Thanksgiving Flow Diagram


Happy Thanksgiving 2013 for all the ExpressionFlow readers.  Enjoy the flow of fresh harvest with the friends and family!

Embedding synchronous dataflow into a flow-based programming diagram

In my previous post I discussed about combining flow-based programming and syncrhonous dataflow both in a single visual programming language. The goal of such language would be to combine the best of  both of the flow-based approaches allowing the developer to choose the paradigm that best suits to the problem in hand. Today I want to take a deeper look into this hybrid dataflow model and introduce a specific synchronous structure that, from outside the structure appears and acts like a normal asynchronous flow-based programming node but from within encloses a synchronous dataflow diagram.

Consider an image processing task of smoothing an image by replacing each pixel value with an average of rectangular 3×3 neighborhood of the original pixel. We want to implement such an algorithm in our hybrid flow-based programming application. The input and output of such diagram needs to be a stream of images. Perhaps we have a flow-based programming diagram where we read images from a folder, pass them to the smoothing algorithm that then passes them to a node saving them back to the disk.

A Flow-Based Programming application that iterates over all of the images in a folder and smooths them using a Smooth Image subdiagram.

A Flow-Based Programming application that iterates over all of the images in a folder and smooths them using a Smooth Image subdiagram.

Now let’s take a look at the implementation of the Smooth Image subdiagram in the above flow-based programming example. The Smooth Image subdiagram is illustrated in the image below that takes advantage of the proposed new  synchronous structure. The synchronous structure in the subdiagram processes a stream of images, each of which is represented by a single information package (or an object in a OOP flavored language). The images arrive in an asynchronous manner from the previous Read Image step. In the examples, the asynchronous wires are represented with dotted lines and the synchronous wire with solid lines.
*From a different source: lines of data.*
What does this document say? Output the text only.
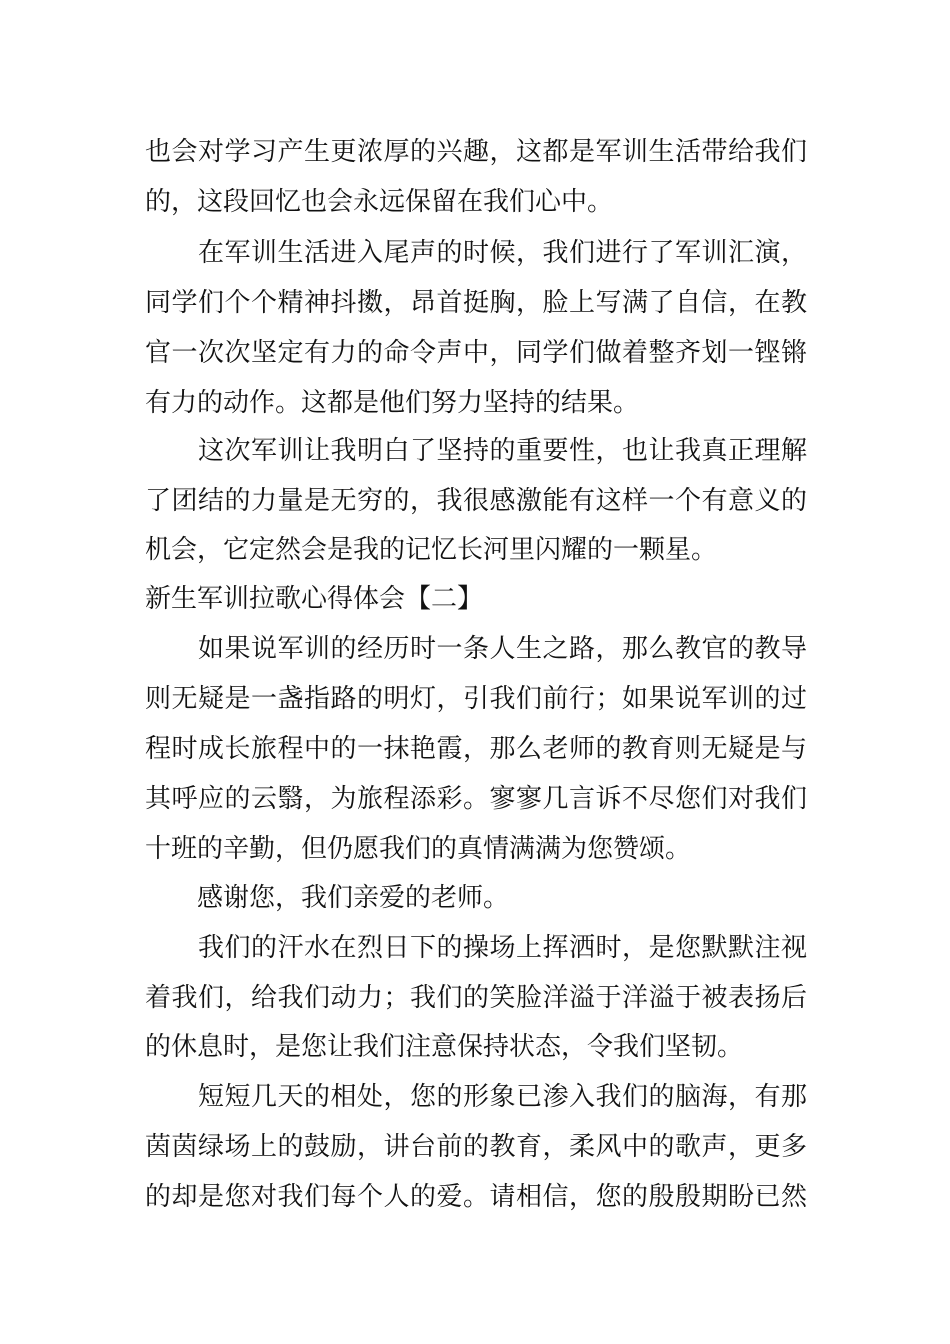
也会对学习产生更浓厚的兴趣，这都是军训生活带给我们
的，这段回忆也会永远保留在我们心中。
　　在军训生活进入尾声的时候，我们进行了军训汇演，
同学们个个精神抖擞，昂首挺胸，脸上写满了自信，在教
官一次次坚定有力的命令声中，同学们做着整齐划一铿锵
有力的动作。这都是他们努力坚持的结果。
　　这次军训让我明白了坚持的重要性，也让我真正理解
了团结的力量是无穷的，我很感激能有这样一个有意义的
机会，它定然会是我的记忆长河里闪耀的一颗星。
新生军训拉歌心得体会【二】
　　如果说军训的经历时一条人生之路，那么教官的教导
则无疑是一盏指路的明灯，引我们前行；如果说军训的过
程时成长旅程中的一抹艳霞，那么老师的教育则无疑是与
其呼应的云翳，为旅程添彩。寥寥几言诉不尽您们对我们
十班的辛勤，但仍愿我们的真情满满为您赞颂。
　　感谢您，我们亲爱的老师。
　　我们的汗水在烈日下的操场上挥洒时，是您默默注视
着我们，给我们动力；我们的笑脸洋溢于洋溢于被表扬后
的休息时，是您让我们注意保持状态，令我们坚韧。
　　短短几天的相处，您的形象已渗入我们的脑海，有那
茵茵绿场上的鼓励，讲台前的教育，柔风中的歌声，更多
的却是您对我们每个人的爱。请相信，您的殷殷期盼已然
Embedding synchronous dataflow diagram into a flow-based programming diagram using a specific synchronous structure

Embedding synchronous dataflow diagram into a flow-based programming diagram using a specific synchronous structure

The synchronous structure starts executing upon startup of the subdiagram and remains executing until the input image stream is closed. The diagram waits for any incoming images (information packages) in the image stream. Each image in the example is expected to be a two dimensional array containing numeric values representing gray values for each pixel.

Every time an image arrives at the left connector of the synchronous structure, the content of the synchronous structure is executed exactly once in a synchronous dataflow manner. At the start of each execution of the content the synchronous structure, the left hand side image stream input gets the value of the received grayscale image. The image is then iterated with two for loop structures, outer for loop structure iterating each row in the image and inner for loop iterating each column in the image. Within the inner for loop, a 3×3 subarea around each pixel is averaged and the averaged value for each pixel is returned. The right hand edges of the for loops reconstruct the averaged pixels into the form of the original image and the smoothed image is passed to the right edge of the synchronous structure. The synchronous structure returns the image via its left hand side connector to the asynchronous surrounding diagram when its content has completed executing.

This hybrid dataflow approach using the synchronous structure allows easily enhancing the flow-based programming with synchronous dataflow subdiagrams. This greatly enhances the expressive power of the visual dataflow and flow-based programming languages by making them well equipped for both the complicated low-level operations requiring synchronization and high level orchestration well expressed with flow-based programming diagrams.